The first hour is joyful cinematic decadence for those who came to watch Gaga chew on her dialogue and revel in her fashionable role, and it’s packed with all the expected silliness of the bickering one percent trying to decide how to best siphon cash from the pockets of their wealthy customer base. The performances all fit these expectations, the cast are all having a total blast leaning into the absurdity. Jared Leto, completely unrecognizable as the balding Paolo Gucci, delivers an enjoyably unhinged and manic performance as an obnoxiously privileged designer so consumed by his status as a Gucci that he can’t see his own remarkable lack of ability. The wild performances paired with the likes of sex scenes smash cutting to weddings or characters urinating on priceless Gucci artifacts grant a set of particular expectations for the direction of the film, but the film is also completely incapable of following through on what it sets up.

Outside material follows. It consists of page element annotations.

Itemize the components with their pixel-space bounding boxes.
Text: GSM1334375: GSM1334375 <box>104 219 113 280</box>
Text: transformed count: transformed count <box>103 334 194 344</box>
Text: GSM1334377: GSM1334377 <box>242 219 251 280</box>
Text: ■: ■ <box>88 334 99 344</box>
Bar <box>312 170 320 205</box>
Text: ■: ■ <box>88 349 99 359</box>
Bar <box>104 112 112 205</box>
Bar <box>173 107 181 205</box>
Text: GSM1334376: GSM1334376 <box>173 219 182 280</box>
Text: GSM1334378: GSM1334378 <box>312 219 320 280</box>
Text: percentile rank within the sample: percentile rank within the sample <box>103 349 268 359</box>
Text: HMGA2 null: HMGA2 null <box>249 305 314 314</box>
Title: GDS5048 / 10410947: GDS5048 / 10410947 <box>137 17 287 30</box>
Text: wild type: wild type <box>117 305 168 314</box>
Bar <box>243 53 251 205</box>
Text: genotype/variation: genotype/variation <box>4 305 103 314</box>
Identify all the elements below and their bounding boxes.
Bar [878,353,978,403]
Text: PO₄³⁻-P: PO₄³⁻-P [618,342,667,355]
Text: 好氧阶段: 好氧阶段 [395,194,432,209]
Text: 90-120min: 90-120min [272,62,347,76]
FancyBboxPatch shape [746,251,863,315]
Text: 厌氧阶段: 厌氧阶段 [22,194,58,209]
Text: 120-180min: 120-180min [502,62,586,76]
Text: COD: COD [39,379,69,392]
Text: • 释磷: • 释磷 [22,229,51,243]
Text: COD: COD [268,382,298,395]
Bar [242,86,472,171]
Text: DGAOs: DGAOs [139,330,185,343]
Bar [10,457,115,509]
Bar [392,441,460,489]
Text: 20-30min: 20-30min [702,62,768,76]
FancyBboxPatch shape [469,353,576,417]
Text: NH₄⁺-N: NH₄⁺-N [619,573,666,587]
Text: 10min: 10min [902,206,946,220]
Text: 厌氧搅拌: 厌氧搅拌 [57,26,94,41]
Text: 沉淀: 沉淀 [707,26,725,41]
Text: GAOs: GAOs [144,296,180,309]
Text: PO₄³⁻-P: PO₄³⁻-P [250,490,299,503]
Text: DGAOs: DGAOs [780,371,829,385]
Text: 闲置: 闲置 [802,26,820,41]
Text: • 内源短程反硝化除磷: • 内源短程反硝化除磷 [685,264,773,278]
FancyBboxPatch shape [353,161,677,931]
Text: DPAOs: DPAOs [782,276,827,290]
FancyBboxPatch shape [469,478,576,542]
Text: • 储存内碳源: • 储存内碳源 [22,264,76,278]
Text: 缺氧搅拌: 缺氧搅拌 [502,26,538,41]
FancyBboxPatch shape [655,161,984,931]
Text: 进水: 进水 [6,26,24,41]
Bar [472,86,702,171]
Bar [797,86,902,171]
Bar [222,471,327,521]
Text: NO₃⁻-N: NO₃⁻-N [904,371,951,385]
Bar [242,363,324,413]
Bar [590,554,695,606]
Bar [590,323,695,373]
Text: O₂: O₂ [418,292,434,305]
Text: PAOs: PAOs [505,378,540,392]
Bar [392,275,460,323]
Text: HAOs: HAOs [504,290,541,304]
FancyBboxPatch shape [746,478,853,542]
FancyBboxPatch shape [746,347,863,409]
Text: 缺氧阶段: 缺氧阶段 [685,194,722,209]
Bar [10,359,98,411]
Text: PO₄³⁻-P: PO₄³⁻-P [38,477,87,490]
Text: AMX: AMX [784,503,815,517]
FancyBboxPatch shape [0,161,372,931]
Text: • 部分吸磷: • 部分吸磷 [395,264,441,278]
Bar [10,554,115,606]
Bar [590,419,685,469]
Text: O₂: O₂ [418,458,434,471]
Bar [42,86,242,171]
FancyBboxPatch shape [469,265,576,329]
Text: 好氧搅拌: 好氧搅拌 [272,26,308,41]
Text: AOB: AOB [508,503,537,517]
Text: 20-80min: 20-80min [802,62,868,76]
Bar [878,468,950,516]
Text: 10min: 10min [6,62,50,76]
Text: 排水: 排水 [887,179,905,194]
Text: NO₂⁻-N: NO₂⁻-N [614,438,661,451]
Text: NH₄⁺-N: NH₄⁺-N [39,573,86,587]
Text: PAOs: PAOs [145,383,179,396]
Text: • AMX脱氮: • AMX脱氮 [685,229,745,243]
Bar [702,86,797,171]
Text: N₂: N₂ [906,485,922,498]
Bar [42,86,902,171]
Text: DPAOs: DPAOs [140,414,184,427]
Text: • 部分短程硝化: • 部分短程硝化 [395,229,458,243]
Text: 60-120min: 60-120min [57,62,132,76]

Often the issue with films based on true events is that you’re forced to work within the confines of specificity, unable to move the story in a direction that can match the stylization. Varying levels of success have been found in trying to work within these constraints, resulting in true story cinematic outings that range from truly awful to mesmerizing and brilliant, dependent entirely on how well the framing can maximize the output, but here we’re given a set of expectations that can’t be followed through on at all. The flashy fun and stylized absurdity is undermined by the tragedy of reality, and as the film progresses into its latter half it loses all the momentum it had built up, rushing to earn a catharsis from its finale that it hasn’t paid into at all.
As the tone shifts to serve the serious nature of the subject matter, the fun is lost and the weakness of it all comes crashing down, and the realization slowly dawns that what’s here is completely hollow and meaningless. What’s presented is a collection of terrible people doing terrible things, Patrizia becoming increasingly bitter, a lover scorned, Maurizio turning from meek lawyer to ruthless businessman, and everyone else trapped in the destructive orbit of the Gucci family constantly acting out of greedy self-interest, but the film is not interested in interrogating the meaning behind any of it. There’s a complete lack of emotional payoff to any character arc, and most of them lack any development that could even be construed as an arc at all. There is no indictment of greed or of the wealthy, no investigation into the psyche that drives people to such actions, no wider commentary on the capitalist society that has granted such immeasurable wealth and power to these people.
And so it falls flat and drags on, the overextended runtime limping towards an uninteresting endnote. The second half is riddled with a litany of characters and lightning speed narrative developments, money exchanging hands so fast it’s impossible to tell who has it and why, and the inclusion of unnecessary and offensively bad taste jokes sour any good will the film has earned. It is all the polar opposite of Scott’s recent release The Last Duel, which was sharply incisive, precisely structured and intelligently crafted. House of Gucci has no idea what it is, has nothing to say, and it’s cut to black results in little but a shrug. Weightless and inauthentic but marketing its star power for a profit, just like a knockoff Gucci handbag.